Elements heavier than iron take much higher temperatures and pressures to create. These conditions can be found in truly massive stars that might weigh 50 or more times that of our star. As a star burns through all these different elements, it forms a kind of layer cake before exploding them out into space. This can happen even if the detonation results in a black hole.
However, it is also theorized that elements such as gold or heavier, take such enormous temperatures and pressures to create, that only colliding neutron stars or black holes can achieve such a feat. There are not so many colliding heavy-hitters as there are regular supernovae, and that’s perhaps why gold and heavier elements are so very rare in our universe.
All the elements that eventually accreted from this soup-mix of stardust, formed the earth and everything else, such as the iron in our blood or the calcium in our bones, including all the other elements that make up our bodies. The atoms that make up these elements are the very same ones that came out of the process of the big-bang. Our bodies are literally made of material that’s as old as the universe itself. We, and all living things on Planet Earth are quite literally, children of the stars. The atoms and elements in our right hand may have come from different stars than the atoms and elements in our left hand.

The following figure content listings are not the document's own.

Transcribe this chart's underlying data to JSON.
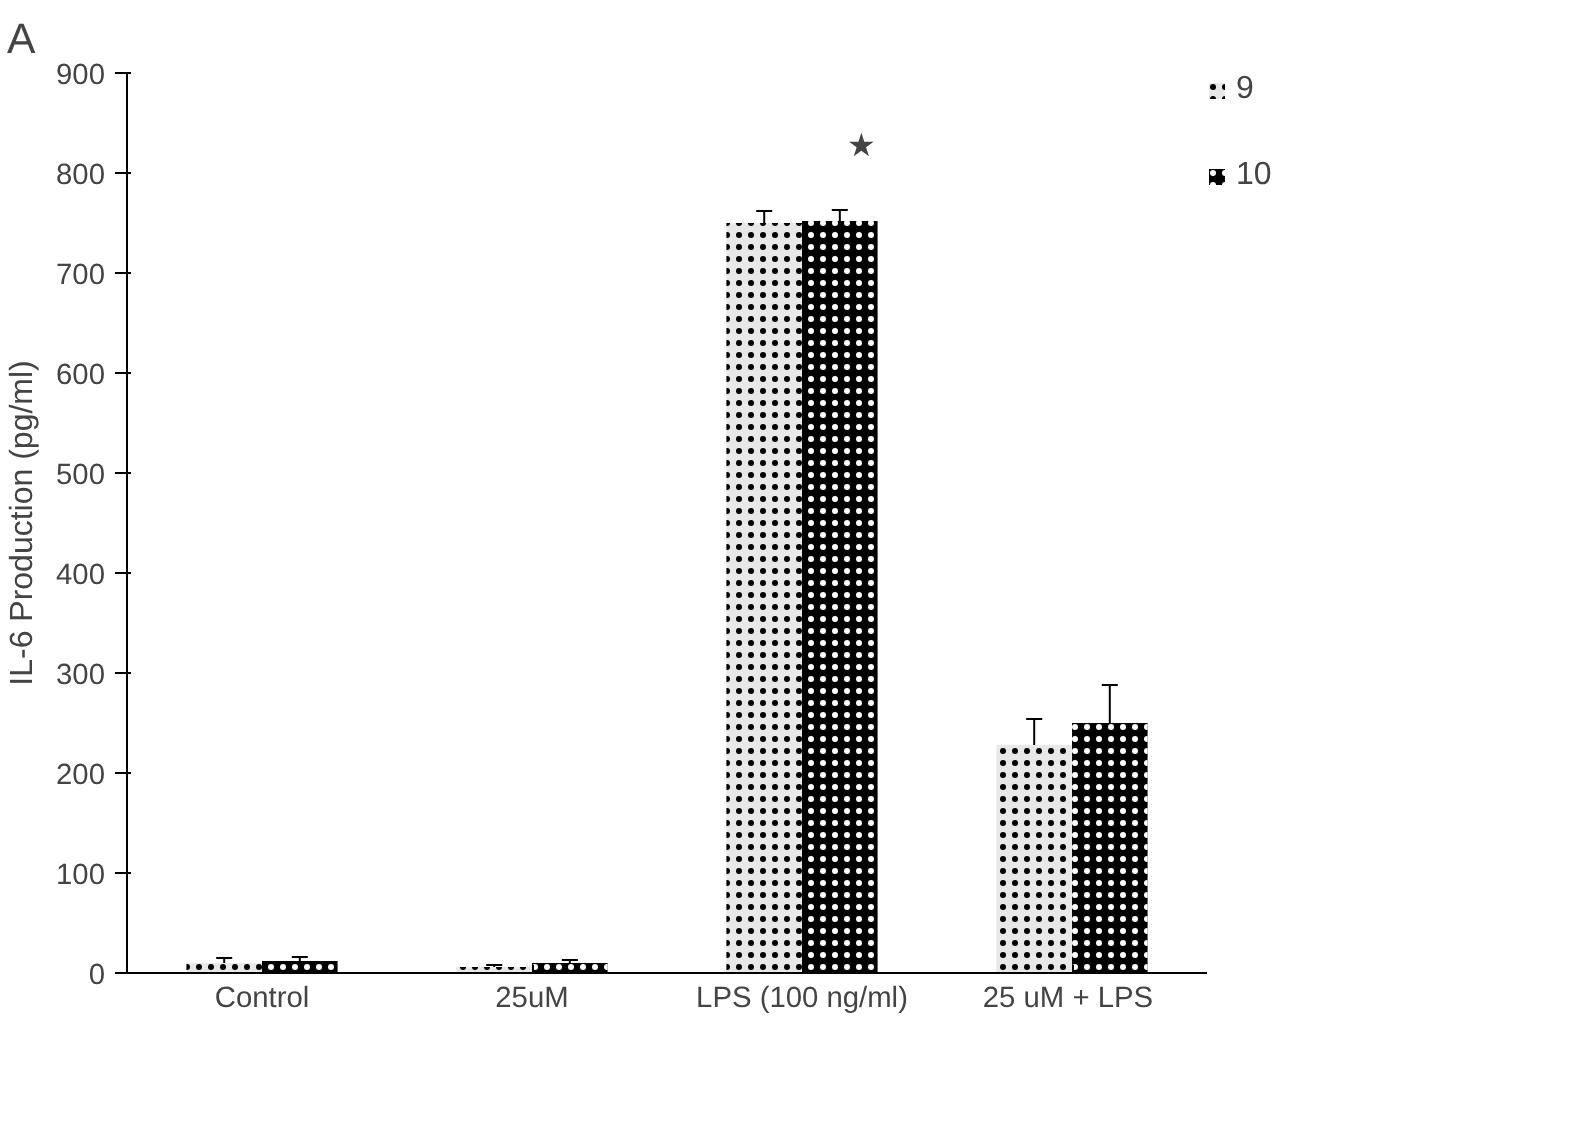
{
  "chart_data": {
    "type": "bar",
    "ylabel": "IL-6 Production (pg/ml)",
    "categories": [
      "Control",
      "25uM",
      "LPS (100 ng/ml)",
      "25  uM + LPS"
    ],
    "series": [
      {
        "name": "9",
        "color": "#e8e8e8",
        "values": [
          10,
          6,
          750,
          228
        ],
        "errors": [
          5,
          2,
          12,
          26
        ]
      },
      {
        "name": "10",
        "color": "#000000",
        "values": [
          12,
          10,
          752,
          250
        ],
        "errors": [
          4,
          3,
          11,
          38
        ]
      }
    ],
    "ylim": [
      0,
      900
    ],
    "yticks": [
      0,
      100,
      200,
      300,
      400,
      500,
      600,
      700,
      800,
      900
    ],
    "grid": false,
    "legend": "right",
    "annotations": [
      "A",
      "★"
    ]
  }
}
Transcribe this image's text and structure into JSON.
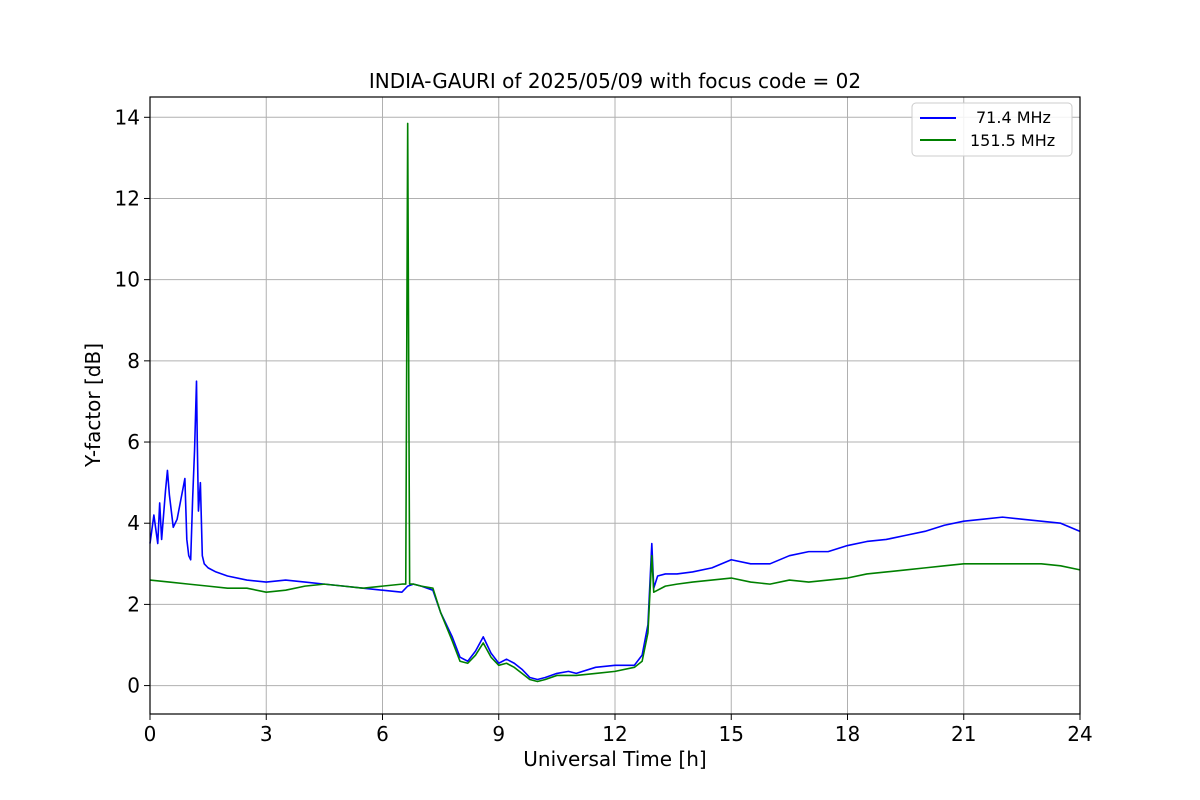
{
  "chart_data": {
    "type": "line",
    "title": "INDIA-GAURI of 2025/05/09 with focus code = 02",
    "xlabel": "Universal Time [h]",
    "ylabel": "Y-factor [dB]",
    "xlim": [
      0,
      24
    ],
    "ylim": [
      -0.7,
      14.5
    ],
    "xticks": [
      0,
      3,
      6,
      9,
      12,
      15,
      18,
      21,
      24
    ],
    "yticks": [
      0,
      2,
      4,
      6,
      8,
      10,
      12,
      14
    ],
    "grid": true,
    "legend_position": "top-right",
    "series": [
      {
        "name": "71.4 MHz",
        "color": "#0000ff",
        "x": [
          0,
          0.1,
          0.2,
          0.25,
          0.3,
          0.4,
          0.45,
          0.5,
          0.6,
          0.7,
          0.8,
          0.9,
          0.95,
          1.0,
          1.05,
          1.1,
          1.15,
          1.2,
          1.22,
          1.25,
          1.3,
          1.35,
          1.4,
          1.5,
          1.7,
          2.0,
          2.5,
          3.0,
          3.5,
          4.0,
          4.5,
          5.0,
          5.5,
          6.0,
          6.5,
          6.65,
          6.8,
          7.0,
          7.3,
          7.5,
          7.8,
          8.0,
          8.2,
          8.4,
          8.6,
          8.8,
          9.0,
          9.2,
          9.4,
          9.6,
          9.8,
          10.0,
          10.2,
          10.5,
          10.8,
          11.0,
          11.5,
          12.0,
          12.5,
          12.7,
          12.85,
          12.95,
          13.0,
          13.1,
          13.3,
          13.6,
          14.0,
          14.5,
          15.0,
          15.5,
          16.0,
          16.5,
          17.0,
          17.5,
          18.0,
          18.5,
          19.0,
          19.5,
          20.0,
          20.5,
          21.0,
          21.5,
          22.0,
          22.5,
          23.0,
          23.5,
          24.0
        ],
        "values": [
          3.5,
          4.2,
          3.5,
          4.5,
          3.6,
          4.8,
          5.3,
          4.7,
          3.9,
          4.1,
          4.6,
          5.1,
          3.6,
          3.2,
          3.1,
          4.6,
          5.8,
          7.5,
          6.0,
          4.3,
          5.0,
          3.2,
          3.0,
          2.9,
          2.8,
          2.7,
          2.6,
          2.55,
          2.6,
          2.55,
          2.5,
          2.45,
          2.4,
          2.35,
          2.3,
          2.45,
          2.5,
          2.45,
          2.35,
          1.8,
          1.2,
          0.7,
          0.6,
          0.85,
          1.2,
          0.8,
          0.55,
          0.65,
          0.55,
          0.4,
          0.2,
          0.15,
          0.2,
          0.3,
          0.35,
          0.3,
          0.45,
          0.5,
          0.5,
          0.75,
          1.5,
          3.5,
          2.4,
          2.7,
          2.75,
          2.75,
          2.8,
          2.9,
          3.1,
          3.0,
          3.0,
          3.2,
          3.3,
          3.3,
          3.45,
          3.55,
          3.6,
          3.7,
          3.8,
          3.95,
          4.05,
          4.1,
          4.15,
          4.1,
          4.05,
          4.0,
          3.8
        ]
      },
      {
        "name": "151.5 MHz",
        "color": "#008000",
        "x": [
          0,
          0.5,
          1.0,
          1.5,
          2.0,
          2.5,
          3.0,
          3.5,
          4.0,
          4.5,
          5.0,
          5.5,
          6.0,
          6.5,
          6.6,
          6.65,
          6.7,
          6.8,
          7.0,
          7.3,
          7.5,
          7.8,
          8.0,
          8.2,
          8.4,
          8.6,
          8.8,
          9.0,
          9.2,
          9.4,
          9.6,
          9.8,
          10.0,
          10.2,
          10.5,
          10.8,
          11.0,
          11.5,
          12.0,
          12.5,
          12.7,
          12.85,
          12.95,
          13.0,
          13.3,
          13.6,
          14.0,
          14.5,
          15.0,
          15.5,
          16.0,
          16.5,
          17.0,
          17.5,
          18.0,
          18.5,
          19.0,
          19.5,
          20.0,
          20.5,
          21.0,
          21.5,
          22.0,
          22.5,
          23.0,
          23.5,
          24.0
        ],
        "values": [
          2.6,
          2.55,
          2.5,
          2.45,
          2.4,
          2.4,
          2.3,
          2.35,
          2.45,
          2.5,
          2.45,
          2.4,
          2.45,
          2.5,
          2.5,
          13.85,
          2.5,
          2.5,
          2.45,
          2.4,
          1.8,
          1.1,
          0.6,
          0.55,
          0.75,
          1.05,
          0.7,
          0.5,
          0.55,
          0.45,
          0.3,
          0.15,
          0.1,
          0.15,
          0.25,
          0.25,
          0.25,
          0.3,
          0.35,
          0.45,
          0.6,
          1.3,
          3.2,
          2.3,
          2.45,
          2.5,
          2.55,
          2.6,
          2.65,
          2.55,
          2.5,
          2.6,
          2.55,
          2.6,
          2.65,
          2.75,
          2.8,
          2.85,
          2.9,
          2.95,
          3.0,
          3.0,
          3.0,
          3.0,
          3.0,
          2.95,
          2.85
        ]
      }
    ]
  }
}
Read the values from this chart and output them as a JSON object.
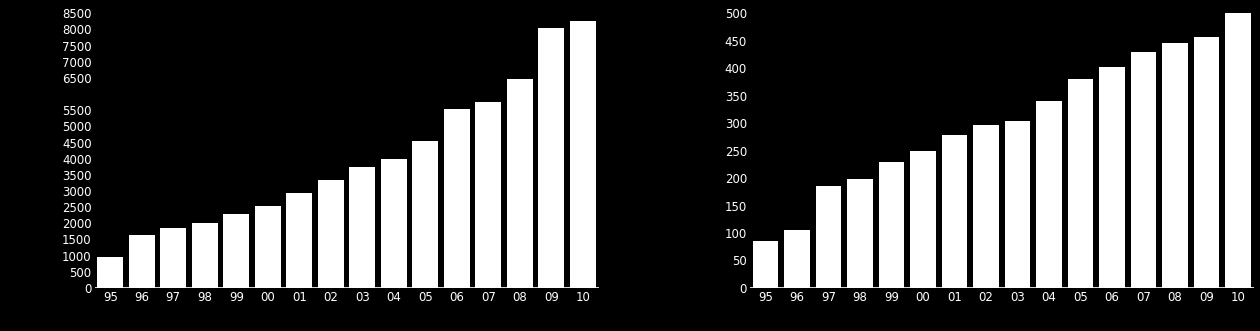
{
  "categories": [
    "95",
    "96",
    "97",
    "98",
    "99",
    "00",
    "01",
    "02",
    "03",
    "04",
    "05",
    "06",
    "07",
    "08",
    "09",
    "10"
  ],
  "left_values": [
    950,
    1650,
    1850,
    2000,
    2300,
    2550,
    2950,
    3350,
    3750,
    4000,
    4550,
    5550,
    5750,
    6450,
    8050,
    8250
  ],
  "right_values": [
    85,
    105,
    185,
    198,
    230,
    250,
    278,
    297,
    303,
    340,
    380,
    402,
    430,
    445,
    457,
    500
  ],
  "left_ylim": [
    0,
    8500
  ],
  "right_ylim": [
    0,
    500
  ],
  "left_yticks": [
    0,
    500,
    1000,
    1500,
    2000,
    2500,
    3000,
    3500,
    4000,
    4500,
    5000,
    5500,
    6500,
    7000,
    7500,
    8000,
    8500
  ],
  "right_yticks": [
    0,
    50,
    100,
    150,
    200,
    250,
    300,
    350,
    400,
    450,
    500
  ],
  "bar_color": "#ffffff",
  "background_color": "#000000",
  "text_color": "#ffffff",
  "tick_fontsize": 8.5,
  "bar_width": 0.82
}
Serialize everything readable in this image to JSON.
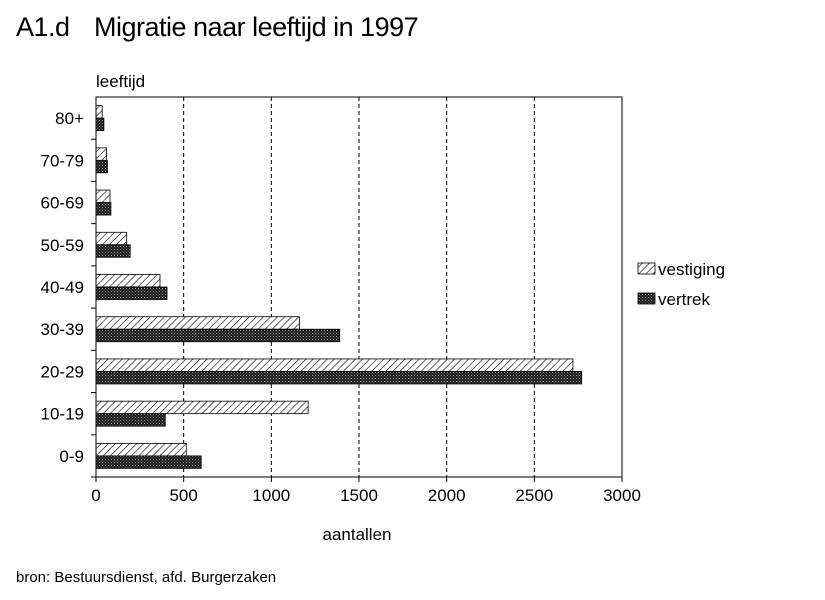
{
  "header": {
    "figure_id": "A1.d",
    "title": "Migratie naar leeftijd in 1997"
  },
  "footer": {
    "source": "bron: Bestuursdienst, afd. Burgerzaken"
  },
  "chart_data": {
    "type": "bar",
    "orientation": "horizontal",
    "title": "Migratie naar leeftijd in 1997",
    "xlabel": "aantallen",
    "ylabel": "leeftijd",
    "categories": [
      "0-9",
      "10-19",
      "20-29",
      "30-39",
      "40-49",
      "50-59",
      "60-69",
      "70-79",
      "80+"
    ],
    "series": [
      {
        "name": "vestiging",
        "values": [
          515,
          1210,
          2720,
          1160,
          365,
          175,
          80,
          60,
          35
        ],
        "pattern": "diagonal-hatch",
        "color": "#ffffff"
      },
      {
        "name": "vertrek",
        "values": [
          600,
          395,
          2770,
          1390,
          405,
          195,
          85,
          65,
          45
        ],
        "pattern": "dense-dots",
        "color": "#222222"
      }
    ],
    "xlim": [
      0,
      3000
    ],
    "xticks": [
      "0",
      "500",
      "1000",
      "1500",
      "2000",
      "2500",
      "3000"
    ],
    "grid": "vertical dashed",
    "legend": "right"
  }
}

One of the most interesting phenomenon’s in all of nature, is that of time itself. Time is what allows everything in the universe to interact. Without time, there could be no movement. Not even light would be able to propagate across the cosmos. Time is a kind of governor; it keeps everything from happening all at once. It’s a spatial-lubricant whose flow can be altered when in the presence of gravity and velocity. It has been proven, both mathematically and physically, that velocity and gravity will slow time when they are increased. So, this ‘governor’ can be manipulated under certain conditions, but is most noticeable when approaching the velocity of light; sometimes known simply as ‘c’.
Time passes slightly ‘faster’ on GPS satellites, as compared to time here on the planet. This is because the satellites are in much less of a gravitational field, than when they were sitting on the launch pad, and this counteracts any effects from the velocity increase, for maintaining a geostationary orbit.
Conversely, time passes minutely ‘slower’ for the astronauts on the international space station, when compared to an earthly clock. This is because, while they are in much less gravity, the stations tremendous velocity of over 17,000-mph, overrules the micro-gravity; and the time dilation swings in the opposite direction.
Without correction of this time-dilation, our GPS system would be useless. We would be instructed to make turns too early, because the space clock was running a tiny bit faster than earth-bound clocks.
Using a more robust time-dilation, let’s say that you wanted to time-travel into the future. Simply, get into a really fast spaceship, and travel close to the speed of light for about 3½ years by the ships clock, then turn around and come back at the same velocity. When you arrive home, a little over 500-years would have passed for everybody there, while you would have aged only about 7-years. That’s roughly five-minutes, for each of their full days!
At the speed of light, or inside the event horizon of a black hole, it’s theorized that the time-dilation is so severe, as to cause time to stop altogether.
Now, as for the chicken and egg paradox.... please ponder this:
“There was once a young chicken named Bright, who could lay eggs faster than light. She laid some one day in a relative way, and they hatched the previous night!” Three cheers for time! May we never run out of it!